Gonna put some info on about vans in Bristol too, Like the whole of St Werburghs, Montpellier and Easton in Bristol has a high number of people living in camper vans on the side of the road, but some of these areas can be a bit dodgy to be hanging around.


----------



## Deleted member 775 (Aug 29, 2008)

hi and welcome this is the best site around full of helpful folks you will enjoy it i am shure


----------



## Trevor (Aug 29, 2008)

Hi Love Bus,
Welcome to the mad house mate, which festys do you do, I like the festy scene.


----------



## Deleted member 2636 (Aug 29, 2008)

Love Bus said:


> Great to to see so much help and knowledge for a new user of camper van life.
> Just got an VW LT35 ambulance and im in the middle of finishing the conversion now.
> I lived in Bristol and know the south west pretty well so will be happy to try to answer any questions relating to the area.
> Gonna put some info on about vans in Bristol too, Like the whole of St Werburghs, Montpellier and *Easton in Bristol *has a high number of people living in camper vans on the side of the road, but some of these areas can be a bit dodgy to be hanging around.

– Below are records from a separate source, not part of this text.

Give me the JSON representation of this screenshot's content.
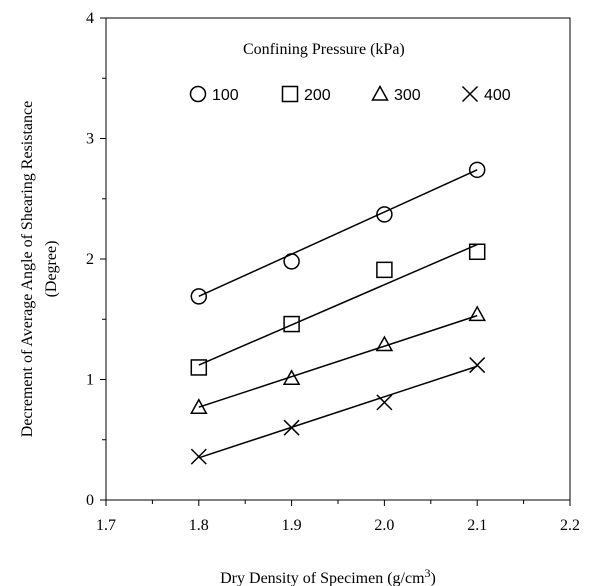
{
  "chart_data": {
    "type": "scatter",
    "xlabel": "Dry Density of Specimen (g/cm",
    "xlabel_superscript": "3",
    "xlabel_suffix": ")",
    "ylabel_line1": "Decrement of Average Angle of Shearing Resistance",
    "ylabel_line2": "(Degree)",
    "xlim": [
      1.7,
      2.2
    ],
    "ylim": [
      0,
      4
    ],
    "x_ticks": [
      "1.7",
      "1.8",
      "1.9",
      "2.0",
      "2.1",
      "2.2"
    ],
    "y_ticks": [
      "0",
      "1",
      "2",
      "3",
      "4"
    ],
    "grid": false,
    "legend": {
      "title": "Confining Pressure  (kPa)",
      "placement": "top"
    },
    "series": [
      {
        "name": "100",
        "marker": "circle",
        "x": [
          1.8,
          1.9,
          2.0,
          2.1
        ],
        "y": [
          1.69,
          1.98,
          2.37,
          2.74
        ],
        "fit": [
          [
            1.8,
            1.69
          ],
          [
            2.1,
            2.74
          ]
        ]
      },
      {
        "name": "200",
        "marker": "square",
        "x": [
          1.8,
          1.9,
          2.0,
          2.1
        ],
        "y": [
          1.1,
          1.46,
          1.91,
          2.06
        ],
        "fit": [
          [
            1.8,
            1.12
          ],
          [
            2.1,
            2.12
          ]
        ]
      },
      {
        "name": "300",
        "marker": "triangle",
        "x": [
          1.8,
          1.9,
          2.0,
          2.1
        ],
        "y": [
          0.77,
          1.01,
          1.29,
          1.54
        ],
        "fit": [
          [
            1.8,
            0.77
          ],
          [
            2.1,
            1.53
          ]
        ]
      },
      {
        "name": "400",
        "marker": "cross",
        "x": [
          1.8,
          1.9,
          2.0,
          2.1
        ],
        "y": [
          0.36,
          0.6,
          0.81,
          1.12
        ],
        "fit": [
          [
            1.8,
            0.35
          ],
          [
            2.1,
            1.11
          ]
        ]
      }
    ]
  }
}
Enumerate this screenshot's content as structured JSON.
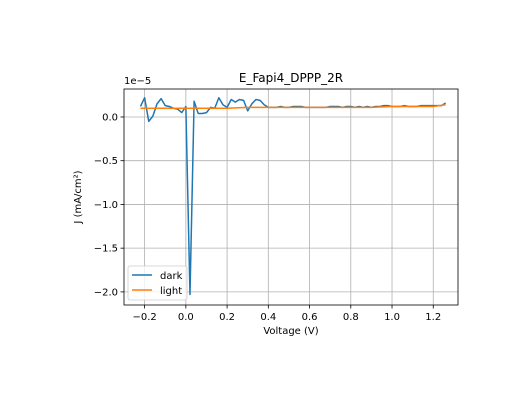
{
  "chart_data": {
    "type": "line",
    "title": "E_Fapi4_DPPP_2R",
    "xlabel": "Voltage (V)",
    "ylabel": "J (mA/cm²)",
    "y_offset_label": "1e−5",
    "xlim": [
      -0.3,
      1.32
    ],
    "ylim": [
      -2.15,
      0.32
    ],
    "grid": true,
    "legend_position": "lower-left",
    "x_ticks": [
      -0.2,
      0.0,
      0.2,
      0.4,
      0.6,
      0.8,
      1.0,
      1.2
    ],
    "x_tick_labels": [
      "−0.2",
      "0.0",
      "0.2",
      "0.4",
      "0.6",
      "0.8",
      "1.0",
      "1.2"
    ],
    "y_ticks": [
      0.0,
      -0.5,
      -1.0,
      -1.5,
      -2.0
    ],
    "y_tick_labels": [
      "0.0",
      "−0.5",
      "−1.0",
      "−1.5",
      "−2.0"
    ],
    "series": [
      {
        "name": "dark",
        "color": "#1f77b4",
        "x": [
          -0.22,
          -0.2,
          -0.18,
          -0.16,
          -0.14,
          -0.12,
          -0.1,
          -0.08,
          -0.06,
          -0.04,
          -0.02,
          0.0,
          0.02,
          0.04,
          0.06,
          0.08,
          0.1,
          0.12,
          0.14,
          0.16,
          0.18,
          0.2,
          0.22,
          0.24,
          0.26,
          0.28,
          0.3,
          0.32,
          0.34,
          0.36,
          0.38,
          0.4,
          0.42,
          0.44,
          0.46,
          0.48,
          0.5,
          0.52,
          0.54,
          0.56,
          0.58,
          0.6,
          0.62,
          0.64,
          0.66,
          0.68,
          0.7,
          0.72,
          0.74,
          0.76,
          0.78,
          0.8,
          0.82,
          0.84,
          0.86,
          0.88,
          0.9,
          0.92,
          0.94,
          0.96,
          0.98,
          1.0,
          1.02,
          1.04,
          1.06,
          1.08,
          1.1,
          1.12,
          1.14,
          1.16,
          1.18,
          1.2,
          1.22,
          1.24,
          1.26
        ],
        "y": [
          0.12,
          0.22,
          -0.05,
          0.01,
          0.15,
          0.21,
          0.13,
          0.12,
          0.1,
          0.09,
          0.05,
          0.12,
          -2.03,
          0.18,
          0.04,
          0.04,
          0.05,
          0.11,
          0.1,
          0.22,
          0.14,
          0.11,
          0.2,
          0.17,
          0.2,
          0.19,
          0.07,
          0.15,
          0.2,
          0.19,
          0.14,
          0.11,
          0.11,
          0.11,
          0.12,
          0.11,
          0.11,
          0.12,
          0.12,
          0.12,
          0.11,
          0.11,
          0.11,
          0.11,
          0.11,
          0.11,
          0.12,
          0.12,
          0.12,
          0.11,
          0.12,
          0.12,
          0.11,
          0.12,
          0.11,
          0.12,
          0.11,
          0.12,
          0.12,
          0.13,
          0.13,
          0.12,
          0.12,
          0.12,
          0.13,
          0.12,
          0.12,
          0.12,
          0.13,
          0.13,
          0.13,
          0.13,
          0.13,
          0.13,
          0.16
        ]
      },
      {
        "name": "light",
        "color": "#ff7f0e",
        "x": [
          -0.22,
          -0.1,
          0.0,
          0.1,
          0.2,
          0.3,
          0.4,
          0.5,
          0.6,
          0.7,
          0.8,
          0.9,
          1.0,
          1.1,
          1.2,
          1.26
        ],
        "y": [
          0.1,
          0.1,
          0.1,
          0.1,
          0.1,
          0.11,
          0.11,
          0.11,
          0.11,
          0.11,
          0.11,
          0.11,
          0.12,
          0.12,
          0.12,
          0.14
        ]
      }
    ]
  }
}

*My bold* I have seen many understatements on this Forum but that one takes the cake 
Wait until Nomad sees this ROTFALMBO
btw - super van: Is it the old box shape or the new thingy?


----------



## Hazy-thoughts (Aug 29, 2008)

Welcome aboard Love bus, me and my missus love festivals too, though  we wont get to many this year 


There is always next year


----------



## tony (Jun 7, 2009)

Love Bus said:


> Great to to see so much help and knowledge for a new user of camper van life.
> Just got an VW LT35 ambulance and im in the middle of finishing the conversion now. did i bit of van with a matteress traveling around Ireland a few years ago, but found Ireland difficult.
> Still enjoyed using it elswhere.
> i work at a lot of festivals in the summer and me bus makes this so much easier and more comfortable.
> ...



i wonder what part of ireland were you in , where did you try & camp ?
we find no trouble so long as we behave & keep (talk) in with the locals
tony


----------